Actuada y escrita por el hombre, la Historia no puede ser objetiva —lo que no significa que esté carente de certezas: el sesgo o el partido que toma es ya una certidumbre—. En su eterno retorno, la memoria del historiador o del cuentista es una admonición sosegada; la profecía del profeta o del poeta, un vivo recuerdo. Aun cuando estén reservados a los hombres, memoria y profecía, admonición y recuerdo, poseen un origen individual: quien los guarda y profiere, alentado por Dios o por su entorno, es uno. El estilo ata las puntas invisibles del círculo perpetuo de la Historia, gobierna la boca y la cola de su uróboros.

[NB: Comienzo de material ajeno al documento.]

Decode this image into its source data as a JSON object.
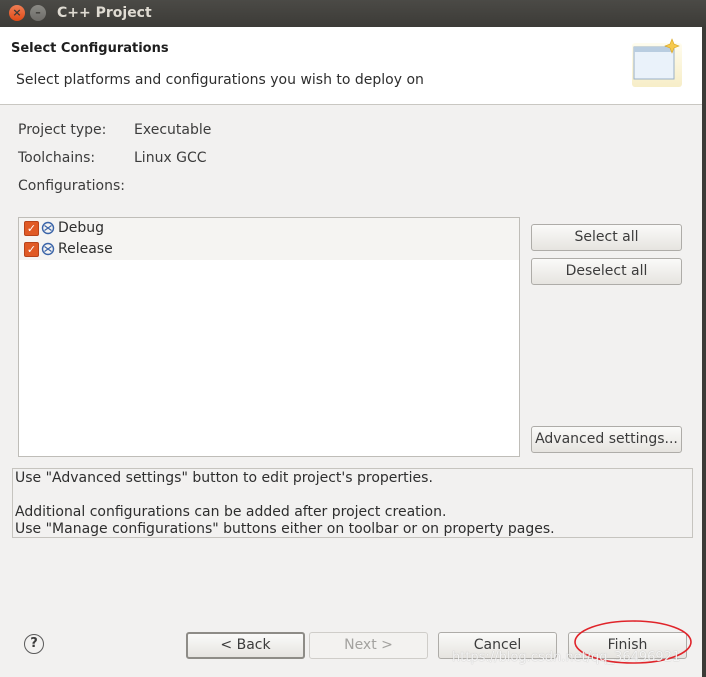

Sin embargo, quien ejerce un estilo de contar o cantar no apuesta por la totalidad del mundo (o sea, por la asunción del otro, de lo otro); lo horada, lo fragmenta, lo simplifica e, incluso, lo reconstruye. En una palabra: lo interpreta. Marx, Borges, Blake y Ezequiel, por ejemplo, son intérpretes del mundo; dioses mínimos, lo modelan a su imagen y semejanza. De tal manera que el hijo pródigo del estilo no es la obra ni el hecho de la obra: es la versión. La versión de los hechos. Por ella el mundo, mediado o demediado, puede llegar a conocerse: “El mundo es una mancha en el espejo.” Por ella, en paráfrasis del verso más citado de David Huerta (1949), el mundo derriba su propia dictadura y se reduce a una mancha en el espejo.
El estilo, como un rostro reflejado en el espejo de la página, puede reconocerse a simple vista. La única mancha en ese espejo que perturba su nítido marco de visión es, efectivamente, la otredad, el mundo, la literatura. Pero el estilo fija la mirada en lo que está detrás de aquella mancha para destacar una silueta: la del yo en soledad que se mira. Y se estremece ante su propio reconocimiento.
El estilo, como la mirada, se gradúa. Y el estilo, como la totalidad del mundo en manos del poeta, sufre horadaciones, fragmentaciones, simplificaciones y hasta reconstrucciones con el paso del tiempo. Sin ellas no se entendería el lamento de Ovidio en el destierro después de haber oficiado las artes del amor, o al maduro Cernuda, que diluyó el rígido clasicismo de sus dos primeros libros y curó la fiebre surrealista del tercero.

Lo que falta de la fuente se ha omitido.